The New York City Chapter of the National Organization for Women called Silver’s actions a “shameful cover-up and protection of a serial harasser.”
Several years ago, J. Michael Boxley was accused of raping two women while he was working for Silver. In 2006, the speaker got the Assembly to settle a lawsuit based on the accusations for half a million dollars in state money.
Clearly, it is time for Silver, a Democrat who represents the 65th Assembly District in Manhattan, to resign or be forced out.
Getting rid of the wily Silver won’t be easy. A coup was attempted in 2000 against what Brooklyn Assemblyman James Brennan called “a virtual dictatorship” … and failed miserably. Leading the insurrection was Michael Bragman.

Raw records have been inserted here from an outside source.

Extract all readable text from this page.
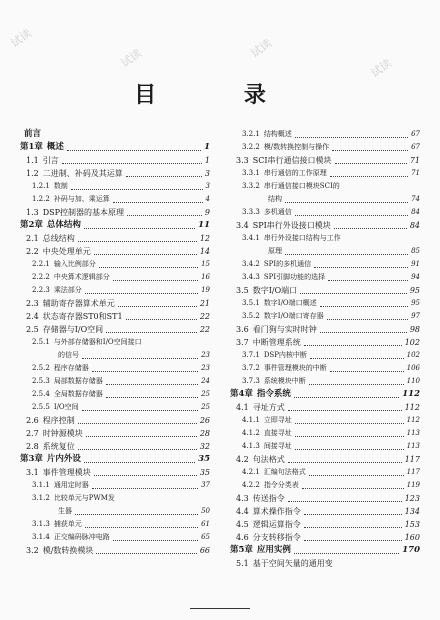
试读
试读	试读
试读
目 录
前言
第1章 概述	1
1.1 引言	1
1.2 二进制、补码及其运算	3
1.2.1 数制	3
1.2.2 补码与加、乘运算	4
1.3 DSP控制器的基本原理	9
第2章 总体结构	11
2.1 总线结构	12
2.2 中央处理单元	14
2.2.1 输入比例部分	15
2.2.2 中央算术逻辑部分	16
2.2.3 乘法部分	19
2.3 辅助寄存器算术单元	21
2.4 状态寄存器ST0和ST1	22
2.5 存储器与I/O空间	22
2.5.1 与外部存储器和I/O空间接口
的信号	23
2.5.2 程序存储器	23
2.5.3 局部数据存储器	24
2.5.4 全局数据存储器	25
2.5.5 I/O空间	25
2.6 程序控制	26
2.7 时钟源模块	28
2.8 系统复位	32
第3章 片内外设	35
3.1 事件管理模块	35
3.1.1 通用定时器	37
3.1.2 比较单元与PWM发
生器	50
3.1.3 捕获单元	61
3.1.4 正交编码脉冲电路	65
3.2 模/数转换模块	66
3.2.1 结构概述	67
3.2.2 模/数转换控制与操作	67
3.3 SCI串行通信接口模块	71
3.3.1 串行通信的工作原理	71
3.3.2 串行通信接口模块SCI的
结构	74
3.3.3 多机通信	84
3.4 SPI串行外设接口模块	84
3.4.1 串行外设接口结构与工作
原理	85
3.4.2 SPI的多机通信	91
3.4.3 SPI引脚功能的选择	94
3.5 数字I/O端口	95
3.5.1 数字I/O端口概述	95
3.5.2 数字I/O端口寄存器	97
3.6 看门狗与实时时钟	98
3.7 中断管理系统	102
3.7.1 DSP内核中断	102
3.7.2 事件管理模块的中断	106
3.7.3 系统模块中断	110
第4章 指令系统	112
4.1 寻址方式	112
4.1.1 立即寻址	112
4.1.2 直接寻址	113
4.1.3 间接寻址	113
4.2 句法格式	117
4.2.1 汇编句法格式	117
4.2.2 指令分类表	119
4.3 传送指令	123
4.4 算术操作指令	134
4.5 逻辑运算指令	153
4.6 分支转移指令	160
第5章 应用实例	170
5.1 基于空间矢量的通用变
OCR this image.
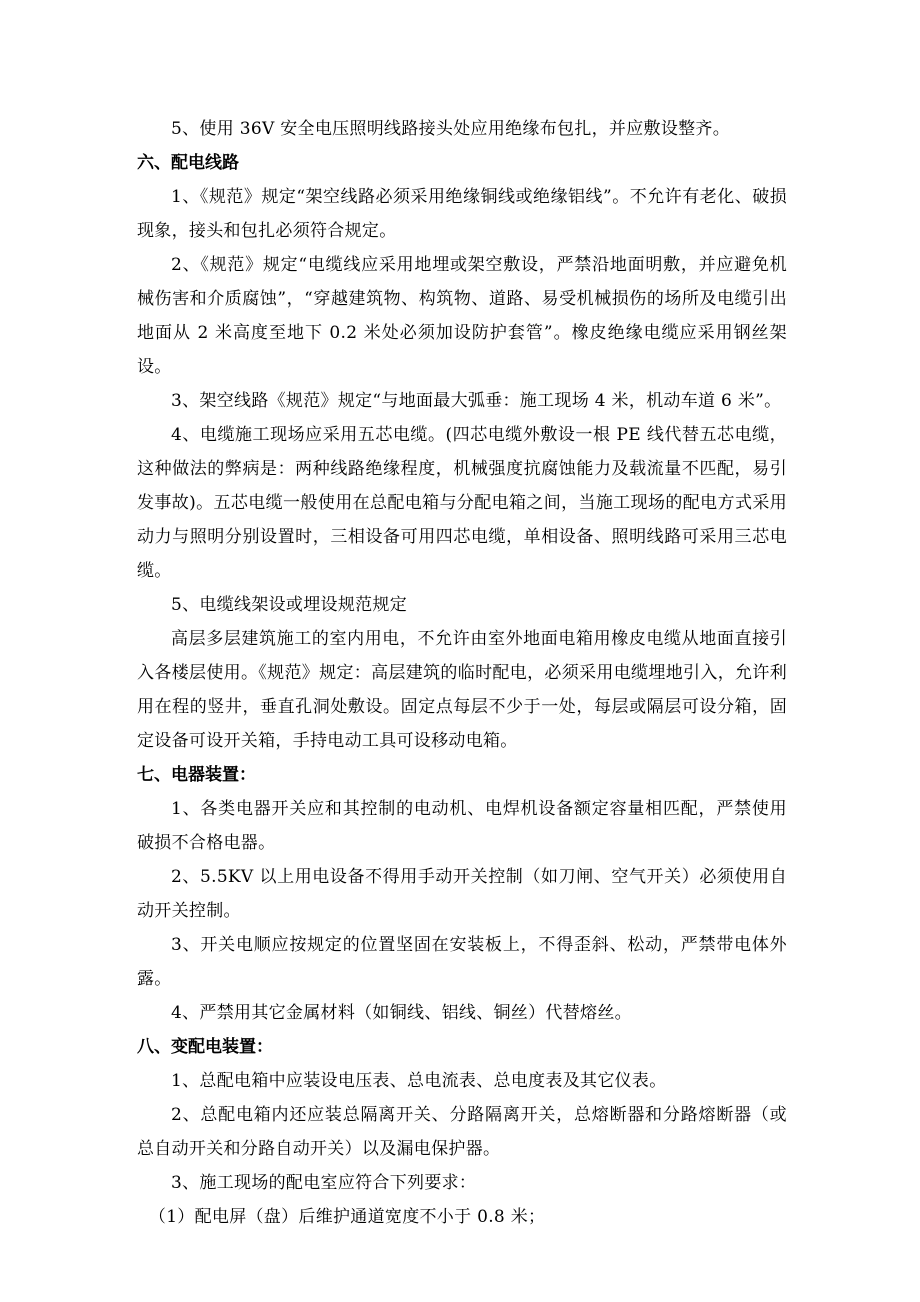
5、使用 36V 安全电压照明线路接头处应用绝缘布包扎，并应敷设整齐。

六、配电线路

1、《规范》规定“架空线路必须采用绝缘铜线或绝缘铝线”。不允许有老化、破损现象，接头和包扎必须符合规定。

2、《规范》规定“电缆线应采用地埋或架空敷设，严禁沿地面明敷，并应避免机械伤害和介质腐蚀”，“穿越建筑物、构筑物、道路、易受机械损伤的场所及电缆引出地面从 2 米高度至地下 0.2 米处必须加设防护套管”。橡皮绝缘电缆应采用钢丝架设。

3、架空线路《规范》规定“与地面最大弧垂：施工现场 4 米，机动车道 6 米”。

4、电缆施工现场应采用五芯电缆。(四芯电缆外敷设一根 PE 线代替五芯电缆，这种做法的弊病是：两种线路绝缘程度，机械强度抗腐蚀能力及载流量不匹配，易引发事故)。五芯电缆一般使用在总配电箱与分配电箱之间，当施工现场的配电方式采用动力与照明分别设置时，三相设备可用四芯电缆，单相设备、照明线路可采用三芯电缆。

5、电缆线架设或埋设规范规定

高层多层建筑施工的室内用电，不允许由室外地面电箱用橡皮电缆从地面直接引入各楼层使用。《规范》规定：高层建筑的临时配电，必须采用电缆埋地引入，允许利用在程的竖井，垂直孔洞处敷设。固定点每层不少于一处，每层或隔层可设分箱，固定设备可设开关箱，手持电动工具可设移动电箱。

七、电器装置：

1、各类电器开关应和其控制的电动机、电焊机设备额定容量相匹配，严禁使用破损不合格电器。

2、5.5KV 以上用电设备不得用手动开关控制（如刀闸、空气开关）必须使用自动开关控制。

3、开关电顺应按规定的位置坚固在安装板上，不得歪斜、松动，严禁带电体外露。

4、严禁用其它金属材料（如铜线、铝线、铜丝）代替熔丝。

八、变配电装置：

1、总配电箱中应装设电压表、总电流表、总电度表及其它仪表。

2、总配电箱内还应装总隔离开关、分路隔离开关，总熔断器和分路熔断器（或总自动开关和分路自动开关）以及漏电保护器。

3、施工现场的配电室应符合下列要求：

（1）配电屏（盘）后维护通道宽度不小于 0.8 米；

After the revolt was crushed, Silver removed Bragman from his longtime position of assembly leader, including the extra $34,500 that went with it, along with other perquisites. Bragman resigned less than two years later. Fellow rebels Michael Luster and Ronald Tocci lost their committee chairmanships.
Curiously, our local assemblyman, Bill Magee of the 121st District, took part in the 2000 revolt against Silver, but was not punished. Asked last week by The Daily Star whether Silver should resign, we got this disappointing answer:
“He (Silver) has apologized for a mistake that he’s made,” Magee said, “and said it won’t happen again.”
That’s just pitiful. If saying “I’m sorry and I won’t do it again” is the standard for every heinous act, then we wouldn’t need prisons. What we do need now are some Assembly members with the courage to “strike a king” and get rid of Sheldon Silver.